Medial Unicompartmental Arthroplasty of the Knee

Jason M. Jennings, MD, DPT; Lindsay T. Kleeman-Forsthuber, MD; Michael P. Bolognesi, MD


J Am Acad Orthop Surg. 2019;27(5):166-176. 

In This Article

Outcomes for Conversion of Failed Unicompartmental Knee Arthroplasty to Total Knee Arthroplasty

One of the supporting arguments for UKA is that conversion to TKA is technically less challenging and morbid than TKA revision. Conflicting literature exists on the validity of this argument. Sierra et al[40] reviewed their series of failed UKAs who underwent conversion to TKA. The postconversion complication rate was 13% overall with 4.4% incidence of aseptic loosening, 3.3% of stiffness, and 1.2% of deep infection. The re-revision rate after conversion was 4.5% performed at average of 2 years from conversion surgery.[40] Complication rates after UKA conversion were similar to those after primary TKA and better compared with revision of a failed TKA.[40]

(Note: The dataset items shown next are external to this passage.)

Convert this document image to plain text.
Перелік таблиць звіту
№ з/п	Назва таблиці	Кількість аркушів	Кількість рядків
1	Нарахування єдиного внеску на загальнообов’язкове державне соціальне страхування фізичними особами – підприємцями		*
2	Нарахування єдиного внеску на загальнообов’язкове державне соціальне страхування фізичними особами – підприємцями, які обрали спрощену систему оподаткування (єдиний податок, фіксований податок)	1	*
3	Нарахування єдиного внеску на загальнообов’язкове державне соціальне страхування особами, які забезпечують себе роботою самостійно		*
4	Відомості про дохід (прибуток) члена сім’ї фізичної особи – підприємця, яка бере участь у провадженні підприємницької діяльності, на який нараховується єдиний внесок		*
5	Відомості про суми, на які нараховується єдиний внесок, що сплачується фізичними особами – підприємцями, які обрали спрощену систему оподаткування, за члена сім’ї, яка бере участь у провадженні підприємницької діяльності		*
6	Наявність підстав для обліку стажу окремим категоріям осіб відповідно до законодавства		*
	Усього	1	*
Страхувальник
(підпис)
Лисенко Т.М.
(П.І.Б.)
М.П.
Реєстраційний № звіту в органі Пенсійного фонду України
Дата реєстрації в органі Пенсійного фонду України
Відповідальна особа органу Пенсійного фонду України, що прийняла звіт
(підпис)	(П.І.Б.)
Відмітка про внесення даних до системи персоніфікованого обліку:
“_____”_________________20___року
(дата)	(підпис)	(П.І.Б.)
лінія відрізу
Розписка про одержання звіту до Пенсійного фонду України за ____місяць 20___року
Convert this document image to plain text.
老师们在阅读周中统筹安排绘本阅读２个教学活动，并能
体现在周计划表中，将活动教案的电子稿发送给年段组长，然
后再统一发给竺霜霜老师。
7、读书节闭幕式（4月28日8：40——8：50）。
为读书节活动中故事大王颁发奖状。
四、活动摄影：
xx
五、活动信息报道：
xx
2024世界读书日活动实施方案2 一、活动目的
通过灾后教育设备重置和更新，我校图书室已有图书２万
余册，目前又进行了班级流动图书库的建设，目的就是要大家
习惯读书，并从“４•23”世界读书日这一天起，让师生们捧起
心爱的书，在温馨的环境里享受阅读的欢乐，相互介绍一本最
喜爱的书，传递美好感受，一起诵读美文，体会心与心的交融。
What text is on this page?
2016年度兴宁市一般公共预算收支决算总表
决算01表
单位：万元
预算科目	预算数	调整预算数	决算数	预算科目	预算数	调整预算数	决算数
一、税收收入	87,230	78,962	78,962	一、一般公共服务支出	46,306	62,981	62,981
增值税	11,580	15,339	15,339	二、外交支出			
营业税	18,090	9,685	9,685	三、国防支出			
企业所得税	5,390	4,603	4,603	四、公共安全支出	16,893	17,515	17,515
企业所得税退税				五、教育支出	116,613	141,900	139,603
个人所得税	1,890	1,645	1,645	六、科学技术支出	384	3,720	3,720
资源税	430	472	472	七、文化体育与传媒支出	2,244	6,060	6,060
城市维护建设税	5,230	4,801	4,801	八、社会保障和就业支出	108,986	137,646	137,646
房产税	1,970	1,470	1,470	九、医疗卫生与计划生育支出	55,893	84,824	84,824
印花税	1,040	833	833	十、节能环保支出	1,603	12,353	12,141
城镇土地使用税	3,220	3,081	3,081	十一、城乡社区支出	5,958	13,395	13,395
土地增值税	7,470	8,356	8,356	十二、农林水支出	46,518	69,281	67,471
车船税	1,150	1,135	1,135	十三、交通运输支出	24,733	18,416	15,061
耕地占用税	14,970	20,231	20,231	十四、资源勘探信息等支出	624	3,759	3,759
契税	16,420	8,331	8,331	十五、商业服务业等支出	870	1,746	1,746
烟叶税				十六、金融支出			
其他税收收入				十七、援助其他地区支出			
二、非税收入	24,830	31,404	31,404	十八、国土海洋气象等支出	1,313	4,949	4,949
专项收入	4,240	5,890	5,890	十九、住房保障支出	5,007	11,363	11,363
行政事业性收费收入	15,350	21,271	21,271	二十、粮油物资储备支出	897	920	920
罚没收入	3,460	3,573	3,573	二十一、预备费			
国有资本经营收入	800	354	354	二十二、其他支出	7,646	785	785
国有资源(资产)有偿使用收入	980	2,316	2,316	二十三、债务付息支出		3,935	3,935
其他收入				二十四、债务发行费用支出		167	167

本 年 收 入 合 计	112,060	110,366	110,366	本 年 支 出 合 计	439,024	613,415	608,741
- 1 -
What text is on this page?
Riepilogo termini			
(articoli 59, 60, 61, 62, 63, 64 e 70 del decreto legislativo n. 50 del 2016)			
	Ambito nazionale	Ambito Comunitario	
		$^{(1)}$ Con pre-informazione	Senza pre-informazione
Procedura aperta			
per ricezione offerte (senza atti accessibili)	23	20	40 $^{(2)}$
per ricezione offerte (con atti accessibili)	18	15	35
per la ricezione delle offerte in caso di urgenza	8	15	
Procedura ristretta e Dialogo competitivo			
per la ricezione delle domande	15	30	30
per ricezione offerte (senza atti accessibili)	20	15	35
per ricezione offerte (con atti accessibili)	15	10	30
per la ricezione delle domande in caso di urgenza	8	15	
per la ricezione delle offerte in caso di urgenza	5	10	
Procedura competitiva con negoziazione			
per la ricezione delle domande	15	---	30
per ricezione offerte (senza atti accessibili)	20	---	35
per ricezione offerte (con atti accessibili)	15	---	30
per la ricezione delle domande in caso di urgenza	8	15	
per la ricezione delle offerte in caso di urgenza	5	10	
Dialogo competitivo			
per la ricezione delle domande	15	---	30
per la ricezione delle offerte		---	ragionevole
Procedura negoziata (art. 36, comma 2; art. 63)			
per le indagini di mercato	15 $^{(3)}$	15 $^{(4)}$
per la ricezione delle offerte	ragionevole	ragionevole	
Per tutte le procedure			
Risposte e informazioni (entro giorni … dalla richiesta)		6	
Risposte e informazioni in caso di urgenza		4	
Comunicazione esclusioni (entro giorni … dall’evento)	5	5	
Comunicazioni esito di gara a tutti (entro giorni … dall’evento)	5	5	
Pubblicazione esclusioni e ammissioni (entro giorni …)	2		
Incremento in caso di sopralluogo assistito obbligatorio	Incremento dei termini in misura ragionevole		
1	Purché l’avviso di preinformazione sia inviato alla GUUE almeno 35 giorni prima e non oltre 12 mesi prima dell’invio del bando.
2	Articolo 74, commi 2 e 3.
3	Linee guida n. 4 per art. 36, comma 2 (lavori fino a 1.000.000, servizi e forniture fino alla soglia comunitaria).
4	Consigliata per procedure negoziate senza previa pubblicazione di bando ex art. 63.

Other studies have shown worse outcomes of UKA conversion compared with those of primary TKA. Pearse et al[41] reviewed 236 failed UKAs from the New Zealand registry and found fourfold higher risk of re-revision in the failed UKA group compared with that in the primary TKA group. Furthermore, the age at re-revision of a failed UKA was 7 years younger than those who underwent revision of a primary TKA. Functional scores for converted UKAs were markedly lower than for primary TKA but were similar to scores for revised TKAs.[41] Another study by Leta et al[42] of the Norwegian database compared outcomes after conversion of 578 failed UKAs and revision of 768 failed TKAs with similar 10-year survival between groups (82% versus 81%) and found no difference in re-revision rates or patient-reported outcome scores. They found a markedly higher risk of deep infection in the revised TKA group with longer surgical duration and increased need for stems and/or augmentation than in the conversion UKA group. Collectively, these results indicate that outcomes after conversion of a UKA may not be as optimal as previously suggested but still show comparable or better outcomes than revision TKA.